The project reclaimed deep and surface mining areas as new grassland habitat on State Game Land 321 in West Keating Township, Clinton County, Pa.
Spoil piles, dangerous highwall cliffs and lowwall disturbances were backfilled, graded, dressed with biosolids, seeded and planted. The site drains to Little Birch Island Run and Sugar Camp Run, both tributaries of the West Branch Susquehanna River. Engineers designed the project to restore water quality, enhance recreational opportunities and revitalize degraded habitat for elk and other wildlife.
Originally known as the New Garden or Kelley Estate property, the 4,042-acre tract was purchased by RMEF in 1998. RMEF transferred 3,195 acres to the Pennsylvania Game Commission for creating State Game Land 321. RMEF transferred the other 847 acres to the Pennsylvania Department of Conservation and Natural Resources for expanding Sproul State Forest.
RMEF administered a major grant for the reclamation work, which began in 2006. The Pennsylvania Department of Environmental Protection awarded a $1.35 million Growing Greener II grant to RMEF, and all but $1,600 passed through directly to the project.
“Our organization has been working for years to conserve and enhance habitat in Pennsylvania,” said David Allen, RMEF president and CEO, “and this project is a good example of our long-term commitment to ensuring the future of elk, other wildlife and their habitat in the Keystone State. We intend to build on this longstanding relationship and success in the years ahead.”

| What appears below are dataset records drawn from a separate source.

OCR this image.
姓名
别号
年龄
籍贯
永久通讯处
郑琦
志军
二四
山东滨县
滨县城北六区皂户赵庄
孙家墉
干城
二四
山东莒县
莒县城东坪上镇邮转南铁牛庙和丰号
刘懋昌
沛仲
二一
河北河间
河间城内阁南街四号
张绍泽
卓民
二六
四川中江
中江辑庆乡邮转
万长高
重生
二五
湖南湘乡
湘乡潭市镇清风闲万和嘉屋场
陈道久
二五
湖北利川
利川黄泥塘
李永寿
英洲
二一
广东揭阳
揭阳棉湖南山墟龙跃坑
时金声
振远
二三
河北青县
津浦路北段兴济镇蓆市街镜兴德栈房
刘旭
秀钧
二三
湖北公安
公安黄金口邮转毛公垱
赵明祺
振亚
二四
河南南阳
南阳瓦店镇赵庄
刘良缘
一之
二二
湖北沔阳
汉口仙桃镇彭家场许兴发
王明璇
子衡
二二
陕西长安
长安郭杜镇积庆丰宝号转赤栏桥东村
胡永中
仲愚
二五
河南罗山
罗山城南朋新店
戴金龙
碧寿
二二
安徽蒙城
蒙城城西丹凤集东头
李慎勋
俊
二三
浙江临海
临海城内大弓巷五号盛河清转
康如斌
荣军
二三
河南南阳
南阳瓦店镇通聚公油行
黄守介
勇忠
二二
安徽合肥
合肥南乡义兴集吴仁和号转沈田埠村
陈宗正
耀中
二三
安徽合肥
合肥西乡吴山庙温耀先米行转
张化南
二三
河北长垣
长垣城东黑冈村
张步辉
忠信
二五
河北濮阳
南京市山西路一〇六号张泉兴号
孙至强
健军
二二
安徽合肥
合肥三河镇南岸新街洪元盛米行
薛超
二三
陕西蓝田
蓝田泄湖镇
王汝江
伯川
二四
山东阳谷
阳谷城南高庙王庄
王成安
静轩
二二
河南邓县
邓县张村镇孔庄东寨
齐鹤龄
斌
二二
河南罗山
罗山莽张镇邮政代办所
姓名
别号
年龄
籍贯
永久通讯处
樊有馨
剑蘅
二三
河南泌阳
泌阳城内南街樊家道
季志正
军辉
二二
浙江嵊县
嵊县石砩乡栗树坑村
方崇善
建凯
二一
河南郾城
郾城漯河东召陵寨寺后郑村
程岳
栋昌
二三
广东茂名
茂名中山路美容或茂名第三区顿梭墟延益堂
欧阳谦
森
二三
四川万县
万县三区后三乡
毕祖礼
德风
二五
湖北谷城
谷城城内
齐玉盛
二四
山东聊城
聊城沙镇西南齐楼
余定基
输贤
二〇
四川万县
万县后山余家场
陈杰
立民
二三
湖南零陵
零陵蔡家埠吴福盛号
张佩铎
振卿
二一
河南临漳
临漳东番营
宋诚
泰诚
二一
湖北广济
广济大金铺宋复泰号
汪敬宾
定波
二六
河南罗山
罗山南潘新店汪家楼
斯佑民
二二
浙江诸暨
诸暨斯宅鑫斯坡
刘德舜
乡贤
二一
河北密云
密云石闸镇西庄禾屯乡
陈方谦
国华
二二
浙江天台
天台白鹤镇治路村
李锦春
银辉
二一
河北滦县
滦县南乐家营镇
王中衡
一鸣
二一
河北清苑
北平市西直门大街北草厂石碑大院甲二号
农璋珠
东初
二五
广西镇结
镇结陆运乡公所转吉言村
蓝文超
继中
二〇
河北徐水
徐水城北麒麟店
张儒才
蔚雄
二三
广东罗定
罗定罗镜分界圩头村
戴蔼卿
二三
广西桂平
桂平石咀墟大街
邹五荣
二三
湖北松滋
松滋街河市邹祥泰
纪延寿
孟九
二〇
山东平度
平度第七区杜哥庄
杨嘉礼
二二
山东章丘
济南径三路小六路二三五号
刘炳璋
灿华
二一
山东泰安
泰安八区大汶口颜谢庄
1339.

Since 1984, RMEF grants have helped complete 216 different conservation and education projects across Pennsylvania with a combined value of more than $20 million.
RMEF partners in the recent reclamation effort included the state agencies listed above, Bureau of Abandoned Mine Reclamation, Clinton County Conservation District, Kyler Environmental, E.M. Brown, Alder Run Engineering, Inc., and project consultant New Miles of Blue Streams. All contracts were awarded based on bids.
Wildlife food and cover specialists with the Pennsylvania Game Commission will maintain the newly restored habitat.
Unregulated coal mining practices prior to 1977 left Pennsylvania with an estimated 2,500 miles of streams polluted by acid mine drainage, 250,000 acres of un-reclaimed surface mine land, 100 million cubic feet of burning coal refuse and potential subsidence problems for hundreds of thousands of acres.